Florence, Museo Galileo - June 7, 2013


F for Fakes - Hoaxes, Counterfeits and Deception in Early Modern Science

Organized by Marco Beretta and Maria Conforti

The forgery or falsification of objects, as well as the creation or invention of artifacts consciously – if deceitfully – attributed to the remote or recent past, has long been an object of enquiry for historians, and especially for philologists and art historians. Images and texts are in fact among the most common hoaxes.


On the contrary, the role of ‘falses’ in the history of science, while anecdotically known for specific cases, has hardly been addressed as a general question, especially as regards the early modern age. Fakes and forgeries, as well as the alteration of data, have probably been perceived, especially by Whiggish narratives of science, as a shattering infringement of the tacit assumption that science is constant pursue of truth. While sciences dealing with mathematical methods, such as astronomy or physics, are seemingly more easily protected from the dangers and incursions of conscious or interested producers of false instruments or results, hoaxes have been frequent, even common, in fields such as zoology, botany, earth sciences, anatomy – and obviously in the disciplines broadly or loosely connected with antiquarianism. ‘False’ artifacts have been bought, collected, displayed and have often contributed to myths and legends, as well as to scientific ‘mistakes.’

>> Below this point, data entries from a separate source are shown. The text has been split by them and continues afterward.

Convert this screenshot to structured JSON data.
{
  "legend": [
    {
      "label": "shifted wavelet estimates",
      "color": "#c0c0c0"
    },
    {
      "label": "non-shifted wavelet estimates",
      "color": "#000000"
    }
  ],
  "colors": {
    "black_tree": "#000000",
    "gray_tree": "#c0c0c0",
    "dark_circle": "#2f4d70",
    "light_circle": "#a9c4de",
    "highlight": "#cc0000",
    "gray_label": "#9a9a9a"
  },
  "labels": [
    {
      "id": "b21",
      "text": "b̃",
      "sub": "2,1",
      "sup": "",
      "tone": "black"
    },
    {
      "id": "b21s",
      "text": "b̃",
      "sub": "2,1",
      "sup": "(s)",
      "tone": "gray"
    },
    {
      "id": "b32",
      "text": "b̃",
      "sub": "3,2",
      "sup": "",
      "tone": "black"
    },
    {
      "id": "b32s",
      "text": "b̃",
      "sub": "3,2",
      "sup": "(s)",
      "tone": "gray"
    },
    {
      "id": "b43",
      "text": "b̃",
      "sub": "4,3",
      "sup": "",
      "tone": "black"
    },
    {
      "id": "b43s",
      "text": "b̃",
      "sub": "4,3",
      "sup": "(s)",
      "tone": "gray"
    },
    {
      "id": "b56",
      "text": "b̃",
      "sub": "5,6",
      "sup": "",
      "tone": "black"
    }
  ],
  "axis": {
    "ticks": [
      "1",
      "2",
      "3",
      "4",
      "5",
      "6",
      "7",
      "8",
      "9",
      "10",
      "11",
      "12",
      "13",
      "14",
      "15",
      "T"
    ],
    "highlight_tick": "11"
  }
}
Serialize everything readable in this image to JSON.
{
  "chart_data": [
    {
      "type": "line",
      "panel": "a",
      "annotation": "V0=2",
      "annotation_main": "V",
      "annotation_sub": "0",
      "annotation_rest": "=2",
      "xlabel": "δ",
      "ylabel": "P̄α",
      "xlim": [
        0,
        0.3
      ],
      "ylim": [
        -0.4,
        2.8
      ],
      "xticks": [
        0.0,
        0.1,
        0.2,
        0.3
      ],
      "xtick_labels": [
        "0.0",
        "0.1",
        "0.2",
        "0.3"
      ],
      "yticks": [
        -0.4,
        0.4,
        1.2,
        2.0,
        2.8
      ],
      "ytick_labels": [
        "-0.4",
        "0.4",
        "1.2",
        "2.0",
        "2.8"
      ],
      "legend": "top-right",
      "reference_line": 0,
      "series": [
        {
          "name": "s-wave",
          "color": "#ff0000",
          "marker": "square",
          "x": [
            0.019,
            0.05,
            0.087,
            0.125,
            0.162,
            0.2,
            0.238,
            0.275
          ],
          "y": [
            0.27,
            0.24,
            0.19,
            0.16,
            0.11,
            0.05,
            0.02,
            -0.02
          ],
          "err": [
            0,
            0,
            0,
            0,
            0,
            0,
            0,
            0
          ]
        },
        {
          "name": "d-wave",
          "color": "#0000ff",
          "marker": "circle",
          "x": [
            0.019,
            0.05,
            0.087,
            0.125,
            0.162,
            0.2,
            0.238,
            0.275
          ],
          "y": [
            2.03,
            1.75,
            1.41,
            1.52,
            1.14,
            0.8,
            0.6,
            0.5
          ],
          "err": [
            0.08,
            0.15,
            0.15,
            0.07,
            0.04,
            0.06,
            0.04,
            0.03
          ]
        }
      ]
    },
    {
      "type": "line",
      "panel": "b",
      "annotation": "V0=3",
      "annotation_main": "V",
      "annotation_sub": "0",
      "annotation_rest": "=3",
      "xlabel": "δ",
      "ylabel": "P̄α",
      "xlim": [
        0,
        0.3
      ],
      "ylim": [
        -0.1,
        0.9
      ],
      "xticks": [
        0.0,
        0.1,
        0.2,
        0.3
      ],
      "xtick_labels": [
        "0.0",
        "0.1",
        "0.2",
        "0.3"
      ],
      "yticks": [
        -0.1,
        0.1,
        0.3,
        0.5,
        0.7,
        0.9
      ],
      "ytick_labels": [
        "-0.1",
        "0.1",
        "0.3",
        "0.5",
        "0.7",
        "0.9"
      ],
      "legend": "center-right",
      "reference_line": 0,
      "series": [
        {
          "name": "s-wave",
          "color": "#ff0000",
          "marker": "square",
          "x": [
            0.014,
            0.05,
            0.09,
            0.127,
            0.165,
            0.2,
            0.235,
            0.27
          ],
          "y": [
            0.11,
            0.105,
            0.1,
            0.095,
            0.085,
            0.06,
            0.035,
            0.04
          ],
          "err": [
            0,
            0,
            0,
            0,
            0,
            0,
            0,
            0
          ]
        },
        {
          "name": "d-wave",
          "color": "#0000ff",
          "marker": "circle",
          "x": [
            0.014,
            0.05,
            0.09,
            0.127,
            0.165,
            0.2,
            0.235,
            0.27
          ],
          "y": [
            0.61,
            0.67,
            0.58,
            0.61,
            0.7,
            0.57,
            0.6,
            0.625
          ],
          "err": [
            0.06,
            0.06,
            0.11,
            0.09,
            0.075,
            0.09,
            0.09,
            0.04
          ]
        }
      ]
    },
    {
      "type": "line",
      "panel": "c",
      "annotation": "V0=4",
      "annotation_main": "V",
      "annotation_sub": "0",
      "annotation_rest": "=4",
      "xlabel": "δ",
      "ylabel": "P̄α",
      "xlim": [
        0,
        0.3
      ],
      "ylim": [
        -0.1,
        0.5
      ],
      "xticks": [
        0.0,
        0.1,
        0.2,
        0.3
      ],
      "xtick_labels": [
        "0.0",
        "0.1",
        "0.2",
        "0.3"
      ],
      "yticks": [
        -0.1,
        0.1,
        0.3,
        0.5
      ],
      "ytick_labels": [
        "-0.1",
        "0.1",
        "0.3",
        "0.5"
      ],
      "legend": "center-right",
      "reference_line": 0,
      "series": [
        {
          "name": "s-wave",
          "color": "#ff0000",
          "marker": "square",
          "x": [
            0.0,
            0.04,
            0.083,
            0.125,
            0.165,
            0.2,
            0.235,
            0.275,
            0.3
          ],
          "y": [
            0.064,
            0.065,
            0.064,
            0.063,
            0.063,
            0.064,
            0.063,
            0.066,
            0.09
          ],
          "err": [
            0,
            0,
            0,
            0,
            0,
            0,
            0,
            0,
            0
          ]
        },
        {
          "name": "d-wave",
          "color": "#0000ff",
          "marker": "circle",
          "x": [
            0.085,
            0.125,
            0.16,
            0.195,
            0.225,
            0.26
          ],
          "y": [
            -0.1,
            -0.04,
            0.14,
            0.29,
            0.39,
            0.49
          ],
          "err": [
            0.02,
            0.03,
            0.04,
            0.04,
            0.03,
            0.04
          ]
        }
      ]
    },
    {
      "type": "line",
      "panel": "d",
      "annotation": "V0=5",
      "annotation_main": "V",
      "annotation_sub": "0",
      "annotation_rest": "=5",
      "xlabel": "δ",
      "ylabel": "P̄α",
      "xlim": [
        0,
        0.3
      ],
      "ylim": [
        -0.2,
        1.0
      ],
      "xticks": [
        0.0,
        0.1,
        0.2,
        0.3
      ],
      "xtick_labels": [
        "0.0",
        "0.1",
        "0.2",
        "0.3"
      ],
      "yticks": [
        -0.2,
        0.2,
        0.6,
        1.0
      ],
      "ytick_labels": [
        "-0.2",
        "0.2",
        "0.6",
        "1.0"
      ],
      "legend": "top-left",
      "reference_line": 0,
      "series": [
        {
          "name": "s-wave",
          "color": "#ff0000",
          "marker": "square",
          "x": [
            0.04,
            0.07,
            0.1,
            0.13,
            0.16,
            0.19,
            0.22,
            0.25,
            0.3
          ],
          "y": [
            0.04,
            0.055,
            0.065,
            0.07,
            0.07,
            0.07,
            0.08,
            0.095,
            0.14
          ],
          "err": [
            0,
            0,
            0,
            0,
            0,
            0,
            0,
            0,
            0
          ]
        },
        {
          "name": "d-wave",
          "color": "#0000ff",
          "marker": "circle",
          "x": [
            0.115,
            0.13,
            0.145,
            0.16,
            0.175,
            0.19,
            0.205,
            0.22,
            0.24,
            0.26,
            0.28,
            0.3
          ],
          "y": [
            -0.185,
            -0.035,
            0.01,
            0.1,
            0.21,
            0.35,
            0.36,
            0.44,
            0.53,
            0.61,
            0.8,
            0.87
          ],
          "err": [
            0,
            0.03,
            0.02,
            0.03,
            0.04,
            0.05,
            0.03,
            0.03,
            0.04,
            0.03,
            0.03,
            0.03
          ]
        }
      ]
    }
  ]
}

The production of false objects (including texts) represents an answer to different needs, and their quality and number arguably may tell us many things about social contexts, artisanal practices, the construction and sharing of knowledge and the notion of creativity in different periods and places. The notion of expertise has recently become a focus for science historians, especially as concerns the medical and pharmaceutical disciplines, but it is still to be addressed as a central notion even for sciences and knowledge where expert learning and experience are seemingly subject to normative and more stringent laws, such as mechanics, engineering, chemistry.


A special attention will be given to the use of fakes both for ideological or religious purposes and for the building and enforcing of ‘scientific’ theories. Questions of trust and of the social value of science and learning are obviously crucial for the evaluation, acceptance, and exposing of hoaxes, fakes and false results. However, far from endorsing a simplistic ‘constructivist’ notion of the sciences in the early modern age, the workshop (following Nuncius’ line of enquiry) will specifically address questions such as the conditions and techniques of production, in general the ‘material’ history of false objects. One of the questions to be addressed will be the role played by ‘fakes’ in shaping learning and knowledge.


The topics will be chosen so as to cover a chronology spanning from the Renaissance to the early modern age and the scientific revolution, and a broad range of scientific fields and disciplines, with a special attention to specific case-histories.